Artículo publicado en El Correo (15/01/2023)
Escribí recientemente en estas páginas sobre tres valores dominantes en nuestros días: el dinero, la seguridad y la digitalización. Los dos primeros son deseados por la gran mayoría. La era digital es una realidad que, queramos o no, está ahí.
Tiene aspectos positivos, pero otros negativos. Como positivo, señalaría la capacidad de los investigadores para acceder digitalmente a tantos artículos de revistas científicas y trabajar sobre ellos. Como negativo, la realidad de las brechas digitales y el necesario control de lo que visionan los menores. Pero puede ser nefasta para todas las personas; sobre todo, las más conocidas socialmente.
Eusko Ikaskuntza organizó hace años un congreso internacional que tituló ‘Del ágora a la ciberplaza’. Participé en una mesa redonda para debatir sobre lo que denominaron «linchamiento digital». Nos lo presentaban diciendo que es fácil encontrar en la actual era digital un aluvión de críticas, a menudo insultantes o con intención de humillar, que pueden tocar a cualquiera y lo pueden aniquilar.
Se conocen ya muchos casos donde se promueven grandes campañas mediáticas, tipo ‘lapidación digital’, contra personas famosas y no famosas que se mueven por la red. No podemos olvidar que la red es la gran plaza del mundo. Y, cuando la ira/ enojo se dirige a personas individuales, es muy difícil evitarla en la era digital pública. Ante esta situación, ¿qué papel han de jugar el orden jurídico-social y la sociedad frente a la difamación?
La red es la gran plaza del mundo, se dice. Sí, pero una de las tantas plazas del mundo. Algunos no estamos en esa plaza más que esporádicamente. El que está y su vida transcurre con afición por esa plaza debería saber las reglas que rigen en ella. Parece que hay victimarios redomados que incluso pueden atacar a los que menos la frecuentan.
La demonización es consecuencia de un victimario que aguarda expectante, en la sombra de las redes sociales, cualquier desliz. No discrimina usuarios. Concentra su atención en las personalidades públicas, o concurrentes en negocios, pero extiende su acción hasta la más ignota persona. Guillermo Foucé, profesor de Psicología de la Complutense de Madrid, habla de «troles profesionales». Grupos de personas «que se pasan todo el día en Facebook o Twitter, y que constantemente juegan a eso». En ocasiones, afirma, incluso viven de ello. Es el caso de «personas contratadas por otras que quieren generar tendencia, crear una historia viral o perseguir a un determinado personaje. Los que están más profesionalizados manejan varios perfiles».
Soy muy sensible al anonimato. No creo haber escrito nunca un anónimo. Siempre firmo lo que escribo. Jamás contesto a un anónimo que se cuela en los comentarios a mis artículos. Me pregunto qué validez tiene una conversación en la que no sabes con quién estás hablando. El anonimato «revestido de identidades de fantasía, sumado a la distancia virtual entre el victimario y la víctima, refuerza la sensación de impunidad que creen tener los agresores en las redes.
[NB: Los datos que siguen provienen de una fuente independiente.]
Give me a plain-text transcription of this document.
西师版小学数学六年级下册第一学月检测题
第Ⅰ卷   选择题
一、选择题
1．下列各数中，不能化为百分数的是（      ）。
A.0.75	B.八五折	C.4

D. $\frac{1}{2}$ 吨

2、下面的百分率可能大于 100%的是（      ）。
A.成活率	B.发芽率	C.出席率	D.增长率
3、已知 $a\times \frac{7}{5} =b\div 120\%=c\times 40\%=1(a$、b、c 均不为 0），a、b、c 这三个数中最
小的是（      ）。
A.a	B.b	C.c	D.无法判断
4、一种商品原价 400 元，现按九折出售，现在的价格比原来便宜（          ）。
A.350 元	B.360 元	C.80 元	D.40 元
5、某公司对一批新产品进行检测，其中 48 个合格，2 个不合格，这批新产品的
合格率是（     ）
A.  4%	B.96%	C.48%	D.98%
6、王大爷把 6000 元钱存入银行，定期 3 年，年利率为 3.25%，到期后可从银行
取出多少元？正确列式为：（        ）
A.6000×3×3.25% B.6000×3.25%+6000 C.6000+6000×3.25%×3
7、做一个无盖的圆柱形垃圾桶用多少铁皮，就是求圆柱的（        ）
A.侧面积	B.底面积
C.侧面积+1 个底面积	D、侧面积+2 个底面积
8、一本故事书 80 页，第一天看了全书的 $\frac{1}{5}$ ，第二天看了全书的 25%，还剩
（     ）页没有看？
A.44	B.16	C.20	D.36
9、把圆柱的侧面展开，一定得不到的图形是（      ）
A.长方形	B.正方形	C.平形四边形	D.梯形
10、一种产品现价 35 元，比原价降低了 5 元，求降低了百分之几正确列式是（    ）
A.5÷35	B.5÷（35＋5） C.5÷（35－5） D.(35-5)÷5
Hay mucha frustración y odio que se está canalizando a través de plataformas que, inicialmente, fueron concebidas para la conversación, no para los linchamientos virtuales» (profesor Orihuela, de la Universidad de Navarra).
Cuando se ejerce la ‘justicia digital’ nadie evalúa la solidez de las pruebas; no hay abogado, ni juez, ni posibilidad de presentar alegaciones. No hay garantías procesales ni proporcionalidad de las penas, y los inocentes pueden resultar atropellados. Además, ¿cuándo se da por terminado el castigo? ¿Qué pena es suficiente? ¿Quién cuida los derechos del acusado? ¿Y quién decide qué es un crimen y qué no? ¿Quién controla a los controladores?
Hace falta una justicia especializada en los delitos informáticos «de vulneración del derecho al honor de los ciudadanos». ¿Qué hay que priorizar? ¿El derecho a la libertad de expresión o el derecho al honor de los injustamente proscritos?.
Estamos en una sociedad en la que, en nombre de la libertad de expresión, llevamos muchas décadas legitimando que cada cual pueda decir lo que le venga en gana (recuerden: ¡micrófono abierto!) sin dar cuenta de por qué dice lo que dice y, en el caso de que acuse a alguien de algo, no tenga que dar cuenta de los datos que posee ni de las fuentes en las que se apoya. Y todo ello, en el anonimato. Así se ha creado y fortalecido la sociedad del insulto gratuito. El ágora, así entendida, no es un espacio para el debate sino para la difamación. La revista ‘Time’ en 2006 declaró ‘personaje del año’ a los internautas. En la portada del 29 de agosto de 2016 se preguntó por qué estamos perdiendo Internet hacia la cultura del odio. Y ahí seguimos.